Она улыбнулась и протянула Роберту руку:
— А, так это вы добавляете мне работы?
— Я?
Фрейлейн Блюстер подошла к шкафу, вынула оттуда папку и положила перед Робертом на стол.
— Не хотите ли кофе? — спросила она Якоба.
Он кивнул, почему-то при этом покраснел и, взяв со стола папку, положил ее на стул рядом с собой.
— Однажды я попросил фрейлейн Блюстер вырезать твою статью, с тех пор она делает это регулярно. «Господин Фильтер, ваш друг опять статью написал», — говорит она, а иногда еще и добавляет: «Знаете, тот, у которого такие замечательные сочинения были!» Я об этом вспоминал раз сорок, не меньше.
— А жена твоя, верно, сюда не заходила?
— Жена? Ах, вот что! Заходила. Выпила кофе, приготовленный фрейлейн Блюстер, и сказала, что я могу оставить ее на работе.
Фрейлейн Блюстер принесла кофе, поставила папку на место и спросила, прежде чем притворить дверь:
— Соединять только при лесном пожаре?
— Ну, в это время года мы почти в безопасности, — : сказал Роберт. — Но если я отрываю тебя от работы, ты гони меня в шею.
— Вздор, лес часок и без моих руководящих указаний обойдется… Давненько же мы не виделись. Я уж думал, что до торжественного вечера не придется.
— А разве приглашения уже разосланы?
— Да. И в них указано, что ты произнесешь речь.
— Я еще ни строчки не написал. Даже думать еще не думал.
— Тебе-то хорошо. Знал бы ты, как я мучаюсь при подобных обстоятельствах. Если кому пятьдесят стукнет, или кому «передовика» присвоят, или на доклад в школу лесоводства меня пригласят, так все мои сотрудники дрожат вместе со мной. Но ты… ты и сочинения писал в последнюю минуту!
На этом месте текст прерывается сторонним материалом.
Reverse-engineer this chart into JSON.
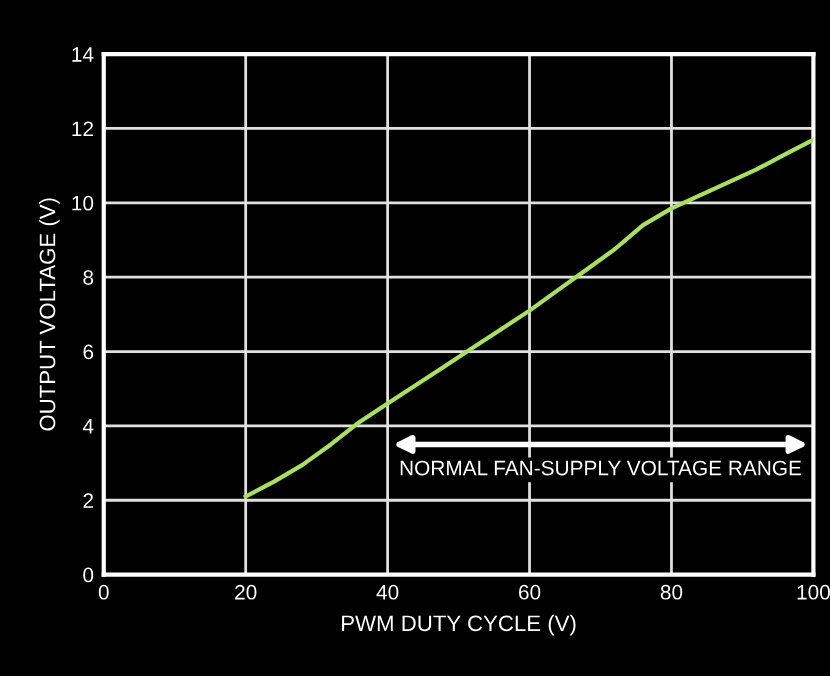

— А вот и сорок первый! — отметил Роберт. — Только ты ошибаешься, ведь я просто мошенничал. С этой речью так не выйдет.
— Именно с этой?
— Да, именно с этой.
— Ну, не болтай чепухи. Если бы у тебя был садик и в нем плохо росли карликовые ели, я бы еще поверил, что ты растерялся, но не из-за речи. Ты вскочишь на трибуну, как всегда делал, и начнешь: «Уважаемое собрание! РКФ, так же как и ГДР, — одно из величайших достижений немецкой истории…»
— Напишу-ка я Мейбауму, что речь произнесешь ты. Судя по началу, ты превосходный оратор. Давай дальше. Что бы ты еще сказал?
— Еще бы я сказал… ну, просто так, шутки ради… я бы сказал: «Это было лучшее время нашей жизни и самое веселое».
— Правда, ты бы так сказал? Это было самое веселое время твоей жизни? Что же в нем было веселого?
— Ага, «веселое», оказывается, не то слово. Вот и поручай мне речь держать! Может, «радостное» вернее, только очень уж по-книжному звучит. Но именно таким оно было. Для меня, во всяком случае. Никогда не забуду, как вы меня разыграли с акушерской школой. Я тогда подумал: «Видишь, Якоб Фильтер, они сразу распознали простачка из леса». Но потом, когда ректор выступал и мне уж совсем не по себе стало, ты сказал: «За три года, друг, уйму можно выучить». Вот именно уйму пришлось мне осилить, и друзьями мы остались. Думаешь, я не знал, что я для вас балласт, особенно когда ввели эти дурацкие учебные коллективы — все отметки плюсовали и делили на четыре? Я вам вечно среднюю портил, ты получал четверку по немецкому и я четверку, потому что сочинение писали мы всем коллективом. Вот уж бредовая затея!